An important source of protein and heart-healthy fats, vitamins, and minerals, tree nuts should be a regular staple of your birds diet. Remember though, you can give too much of a good thing so make sure the amount of nuts you feed are in line with the size of your bird, and Macaws need more nuts than other parrots.
This from Health.com sums it up nicely …
All nuts are about equal in terms of calories per ounce, and in moderation, are all healthy additions to any diet. ‘Their mix of omega-3 fatty acids, protein, and fiber will help you feel full and suppress your appetite,’ says Judy Caplan, RD, a spokesperson for the Academy of Nutrition and Dietetics.
The lowest-calorie nuts at 160 per ounce are almonds (23 nuts; 6 grams protein, 14 grams fat); cashews (16 to 18 nuts; 5 grams protein, 13 grams fat); and pistachios (49 nuts; 6 grams protein, 13 grams fat).
Avoid nuts packaged or roasted in oil; instead, eat them raw or dry roasted, says Caplan. (Roasted nuts may have been heated in hydrogenated or omega-6 unhealthy fats, she adds, or to high temperatures that can destroy their nutrients.)
Offer your bird nuts in the shell (if they’re big enough to open them) … this brings a bit of fun to the party and gives them the satisfaction of cracking open their prize. To the right is a list of good nuts to give your bird. Almonds also have a lot of calcium so they should be a staple.
|Almond (high calcium)|
|Macadamia (high fat - feed sparingly)|
Peanut is NOT a nut!
Even though it has “nut” in the name, a Peanut is NOT a nut; do NOT feed your bird peanuts …not ever, ever, ever!
Peanuts also called “monkey nuts” are used everywhere in Parrot food … why? Because they’re cheap and parrots love them. They love them because they’re high fat, kind of like we love hamburgers and french fries. Since birds love them they eat the food so owners buy MORE of the food and manufacturers make lots of money.
The truth is that peanuts aren’t even nuts at all… they’re actually legumes that grow in the ground.
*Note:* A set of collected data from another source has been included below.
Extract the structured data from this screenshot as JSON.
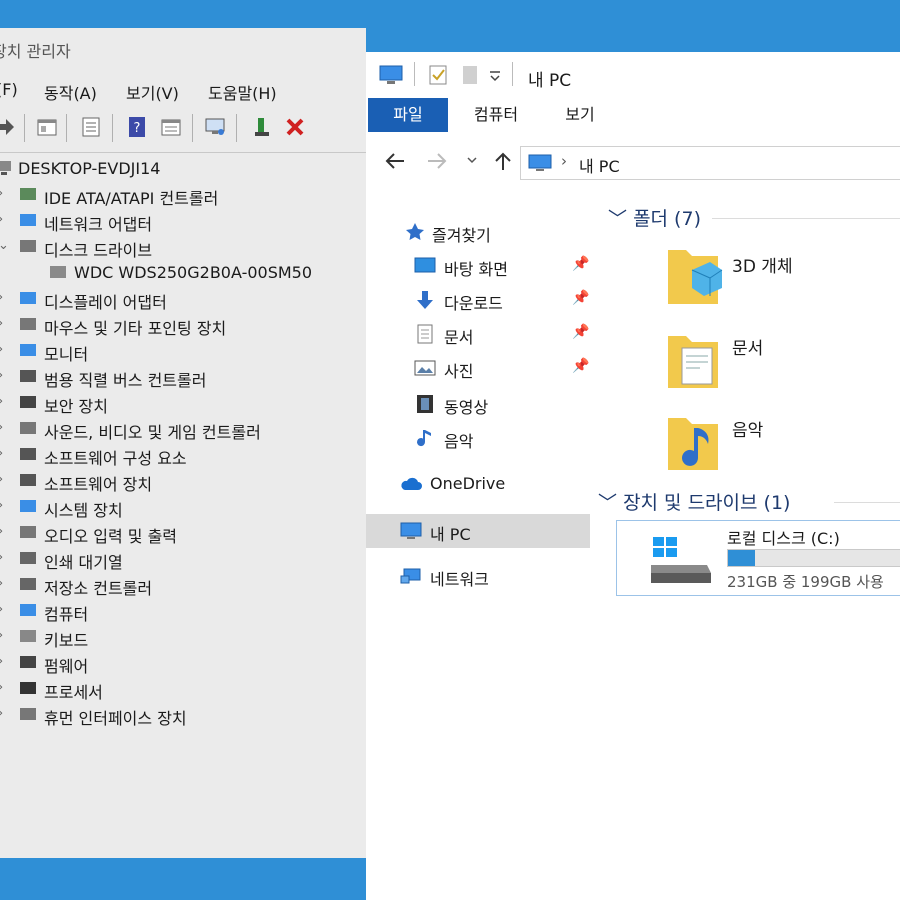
{
  "device_manager": {
    "title": "장치 관리자",
    "menu": [
      "(F)",
      "동작(A)",
      "보기(V)",
      "도움말(H)"
    ],
    "tree_root": "DESKTOP-EVDJI14",
    "nodes": [
      {
        "label": "IDE ATA/ATAPI 컨트롤러",
        "icon": "ide-controller-icon",
        "expanded": false
      },
      {
        "label": "네트워크 어댑터",
        "icon": "network-adapter-icon",
        "expanded": false
      },
      {
        "label": "디스크 드라이브",
        "icon": "disk-drive-icon",
        "expanded": true
      },
      {
        "label": "WDC  WDS250G2B0A-00SM50",
        "icon": "disk-icon",
        "child": true
      },
      {
        "label": "디스플레이 어댑터",
        "icon": "display-adapter-icon",
        "expanded": false
      },
      {
        "label": "마우스 및 기타 포인팅 장치",
        "icon": "mouse-icon",
        "expanded": false
      },
      {
        "label": "모니터",
        "icon": "monitor-icon",
        "expanded": false
      },
      {
        "label": "범용 직렬 버스 컨트롤러",
        "icon": "usb-icon",
        "expanded": false
      },
      {
        "label": "보안 장치",
        "icon": "security-device-icon",
        "expanded": false
      },
      {
        "label": "사운드, 비디오 및 게임 컨트롤러",
        "icon": "speaker-icon",
        "expanded": false
      },
      {
        "label": "소프트웨어 구성 요소",
        "icon": "software-component-icon",
        "expanded": false
      },
      {
        "label": "소프트웨어 장치",
        "icon": "software-device-icon",
        "expanded": false
      },
      {
        "label": "시스템 장치",
        "icon": "system-device-icon",
        "expanded": false
      },
      {
        "label": "오디오 입력 및 출력",
        "icon": "audio-io-icon",
        "expanded": false
      },
      {
        "label": "인쇄 대기열",
        "icon": "printer-icon",
        "expanded": false
      },
      {
        "label": "저장소 컨트롤러",
        "icon": "storage-controller-icon",
        "expanded": false
      },
      {
        "label": "컴퓨터",
        "icon": "computer-icon",
        "expanded": false
      },
      {
        "label": "키보드",
        "icon": "keyboard-icon",
        "expanded": false
      },
      {
        "label": "펌웨어",
        "icon": "firmware-icon",
        "expanded": false
      },
      {
        "label": "프로세서",
        "icon": "processor-icon",
        "expanded": false
      },
      {
        "label": "휴먼 인터페이스 장치",
        "icon": "hid-icon",
        "expanded": false
      }
    ]
  },
  "explorer": {
    "title": "내 PC",
    "ribbon_tabs": [
      "파일",
      "컴퓨터",
      "보기"
    ],
    "address": "내 PC",
    "nav": {
      "quick_access": "즐겨찾기",
      "pinned": [
        "바탕 화면",
        "다운로드",
        "문서",
        "사진"
      ],
      "other": [
        "동영상",
        "음악"
      ],
      "onedrive": "OneDrive",
      "this_pc": "내 PC",
      "network": "네트워크"
    },
    "folders_header": "폴더 (7)",
    "folders": [
      "3D 개체",
      "문서",
      "음악"
    ],
    "drives_header": "장치 및 드라이브 (1)",
    "drive": {
      "name": "로컬 디스크 (C:)",
      "usage_text": "231GB 중 199GB 사용",
      "used_fraction": 0.14
    }
  },
  "colors": {
    "accent": "#1a5fb4",
    "desktop": "#2f8fd6",
    "selected_nav": "#d9d9d9",
    "folder_yellow": "#f2c94c",
    "drive_bar": "#2f8fd6"
  }
}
They are bad to feed your bird because they can harbor the Aspergillus fungus which could result in your bird contracting Aspergillosis; a potentially deadly infection. We have all heard someone say “I’ve been feeding them for years and nothing has happened” … well the truth is that the number of spores in your bird’s lungs can build up over time. That buildup along with other factors like stress, poor nutrition, poor husbandry or unsanitary conditions, another injury to the respiratory system (e.g.; smoke inhalation), and prolonged use of certain medications such as antibiotics or corticosteroids can put birds at great risk of developing the disease. Aspergillosis appears to be more common in parrots and mynahs than other pet birds.
Why even take the risk? Give them tree nuts instead; tree nuts are better for them anyway.